Compression Fracture Detection

Purpose

Detect and describe spinal compression fractures

Tag(s)

 

Panel

Neuroradiology Panel

Define-AI ID

19020012

Originator

Ayis Pyrros, Adam Flanders
Lead Ayis Pyrros, Adam Flanders

Panel Chair

Alex Norbash

Panel Reviewers

Neuroradiology Panel

License

Creative Commons 4.0 
Status Public Commenting 
RadElement Set RDES90 
                               

Clinical Implementation


Value Proposition

Spinal compression fractures can be a potentially life-threatening and readily treated emergency. AI meeting this use case would help in detecting, quantitating, comparing, and alerting both non-specialists and radiologists to this potentially life-threatening abnormality. In clinical settings where a radiologist is not readily available, such detection would be of value to non-radiologists. In clinical settings where radiologists are available, such detection could be used to alert the radiologist and prioritize its reporting and notification to the treating physicians. Possible extensions to this use case is to track changes in compression fractures, identify other types of compression fractures, and to attempt to categorize fractures using AO criteria regarding stability.

Narrative(s)

25 year old presents after a motor vehicle accident and lumbar radiographs are taken in the emergency room. The algorithm evaluates image and categorizes the spine as compression fracture present, absent, or undetermined. For cases when the algorithm returns compression fracture present, if a radiologist is not present at the time of imaging, an alert is provided to the ordering physician. If a radiologist is present, the exam is prioritized in the radiologist worklist for urgent interpretation and reporting.
A 70 year old presents after a fall to the emergency room with back pain. Algorithm evaluates image and categorizes the spinal radiographs as being normal, abnormal or undetermined, for compression fractures.
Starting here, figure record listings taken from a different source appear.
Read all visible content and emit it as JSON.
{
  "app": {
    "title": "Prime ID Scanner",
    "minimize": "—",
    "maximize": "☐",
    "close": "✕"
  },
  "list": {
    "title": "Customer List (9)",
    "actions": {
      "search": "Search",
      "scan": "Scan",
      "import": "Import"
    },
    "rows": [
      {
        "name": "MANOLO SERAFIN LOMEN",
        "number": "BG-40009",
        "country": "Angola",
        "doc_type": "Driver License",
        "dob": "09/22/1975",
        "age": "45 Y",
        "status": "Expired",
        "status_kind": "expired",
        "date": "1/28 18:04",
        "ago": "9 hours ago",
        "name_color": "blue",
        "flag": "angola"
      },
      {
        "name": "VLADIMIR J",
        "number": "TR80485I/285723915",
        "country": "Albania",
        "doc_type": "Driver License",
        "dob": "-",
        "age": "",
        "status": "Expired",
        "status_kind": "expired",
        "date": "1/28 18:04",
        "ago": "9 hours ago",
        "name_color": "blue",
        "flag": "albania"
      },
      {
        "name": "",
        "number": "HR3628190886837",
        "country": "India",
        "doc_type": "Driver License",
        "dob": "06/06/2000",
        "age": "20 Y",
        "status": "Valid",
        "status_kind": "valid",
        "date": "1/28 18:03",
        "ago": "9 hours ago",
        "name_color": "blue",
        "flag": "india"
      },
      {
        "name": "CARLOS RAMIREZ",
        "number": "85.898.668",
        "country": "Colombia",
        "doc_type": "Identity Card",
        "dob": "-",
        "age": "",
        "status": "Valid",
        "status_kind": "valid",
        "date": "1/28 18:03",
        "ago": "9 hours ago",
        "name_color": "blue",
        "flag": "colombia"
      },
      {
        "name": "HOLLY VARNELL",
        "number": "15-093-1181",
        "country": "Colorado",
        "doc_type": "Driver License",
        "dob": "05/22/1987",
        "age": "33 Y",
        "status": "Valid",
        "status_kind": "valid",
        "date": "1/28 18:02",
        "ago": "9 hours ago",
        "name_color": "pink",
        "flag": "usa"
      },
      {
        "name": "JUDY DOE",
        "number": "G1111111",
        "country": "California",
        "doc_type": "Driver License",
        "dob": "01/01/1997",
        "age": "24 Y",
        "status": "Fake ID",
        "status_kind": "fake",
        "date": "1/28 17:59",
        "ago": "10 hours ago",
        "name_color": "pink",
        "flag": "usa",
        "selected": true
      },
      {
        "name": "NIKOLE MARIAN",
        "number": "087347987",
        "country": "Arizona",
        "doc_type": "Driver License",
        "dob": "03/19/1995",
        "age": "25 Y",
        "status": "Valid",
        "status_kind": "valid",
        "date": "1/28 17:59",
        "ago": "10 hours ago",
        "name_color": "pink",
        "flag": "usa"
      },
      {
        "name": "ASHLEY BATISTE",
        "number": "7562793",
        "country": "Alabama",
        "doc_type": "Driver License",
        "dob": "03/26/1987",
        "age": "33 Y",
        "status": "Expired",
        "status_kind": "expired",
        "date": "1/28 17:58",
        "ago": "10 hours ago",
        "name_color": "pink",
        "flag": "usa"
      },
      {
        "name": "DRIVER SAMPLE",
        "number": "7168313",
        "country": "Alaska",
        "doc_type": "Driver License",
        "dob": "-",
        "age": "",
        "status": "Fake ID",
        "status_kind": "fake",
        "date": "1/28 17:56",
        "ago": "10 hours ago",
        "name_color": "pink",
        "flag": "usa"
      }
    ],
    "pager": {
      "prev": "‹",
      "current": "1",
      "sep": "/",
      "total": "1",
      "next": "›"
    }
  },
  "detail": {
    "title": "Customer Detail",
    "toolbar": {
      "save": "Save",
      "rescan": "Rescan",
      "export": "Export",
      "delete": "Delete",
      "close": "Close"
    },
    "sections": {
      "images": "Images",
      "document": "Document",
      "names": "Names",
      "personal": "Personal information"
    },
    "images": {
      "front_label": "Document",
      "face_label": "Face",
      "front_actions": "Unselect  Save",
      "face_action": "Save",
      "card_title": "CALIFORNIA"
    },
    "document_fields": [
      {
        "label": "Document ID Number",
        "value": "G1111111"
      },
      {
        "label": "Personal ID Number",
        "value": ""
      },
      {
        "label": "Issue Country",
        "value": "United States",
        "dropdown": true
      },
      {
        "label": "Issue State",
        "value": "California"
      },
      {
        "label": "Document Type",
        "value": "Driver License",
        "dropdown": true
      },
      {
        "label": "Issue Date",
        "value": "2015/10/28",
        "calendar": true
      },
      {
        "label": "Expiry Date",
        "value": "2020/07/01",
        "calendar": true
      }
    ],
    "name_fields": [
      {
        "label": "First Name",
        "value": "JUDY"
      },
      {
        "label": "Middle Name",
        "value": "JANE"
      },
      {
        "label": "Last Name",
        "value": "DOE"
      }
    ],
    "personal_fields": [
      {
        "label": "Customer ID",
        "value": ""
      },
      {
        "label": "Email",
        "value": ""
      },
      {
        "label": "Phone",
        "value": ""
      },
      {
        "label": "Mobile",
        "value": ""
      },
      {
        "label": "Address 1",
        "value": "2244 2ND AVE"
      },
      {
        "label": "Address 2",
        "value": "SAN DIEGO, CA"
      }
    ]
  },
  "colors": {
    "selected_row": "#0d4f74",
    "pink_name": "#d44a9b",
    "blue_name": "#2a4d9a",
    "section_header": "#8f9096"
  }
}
For cases when the algorithm returns compression fracture present, if a radiologist is not present at the time of imaging, an alert is provided to the ordering physician. If a radiologist is present, the exam is prioritized in the radiologist worklist for urgent interpretation and reporting (particularly for unstable fractures, using the AO criteria).

Workflow Description

Image obtained from modality and sent to PACS and the AI engine. Image analyzed by engine. System detects fractures and stability. An alert message is sent to PACS from the engine with the information, and identification, and graphic highlighting the possible spinal compression fractures.

Considerations for Dataset Development



Procedures(s)


{XRAY, Lumbar, Thoracic, and cervical; CT, , thoracic, and lumbar}

View(s)

{AP, PA/Lat, flexion/extension}

Clinical Note: Many compression fractures are chronic or subtle. In addition, osteopenia can make detection difficult.

Sex at Birth

{Male, Female}

Age

[0,100]

Spinal Trauma (or intervention)

{fall, MVC, direct trauma}

Comorbidities

{unstable, retropulsion, spinal hematoma, spinal cord injury)

Spinal Involvement

{Cord injury, spinal hematoma}

Other

{Osteopenia, pathologic fractures secondary to a bone lesion}

Clinical Note: Distinguishing acute and chronic on radiographs is very difficult in the absence of comparison studies.

Technical Specifications


Inputs

 

DICOM Study

 

Procedure

X-ray, lumber, thoracic, and cervical

Views

AP, PA/Lat, Flexion/extension

Data Type

DICOM

Modality

X-ray

Body Region

Cervical, thoracic, lumbar

Anatomic Focus

Spine



Primary Outputs


Fracture Detection

RadElement ID

RDE531

Definition

Fracture detection

Data Type

Categorical

Value Set

0- Unknown

1- Fracture

2- No Fracture

Units

N/A


Level of greatest compression

RadElement ID

RDE532

Definition

Level of greatest compression

Data Type

Categorical

Value Set

= C1

= C2

= C3

= C4

= C5

= C6

= C7

= T1

= T2

= T3

= T4

= T5

= T6

= T7

= T8

= T9

= T10

= T11

= T12

= L1

= L2

= L3

= L4

= L5

Units

N/A

Future Development Ideas


  • Algorithm compares prior imaging and returns differences in output elements (interval new fracture, or progressive fracture).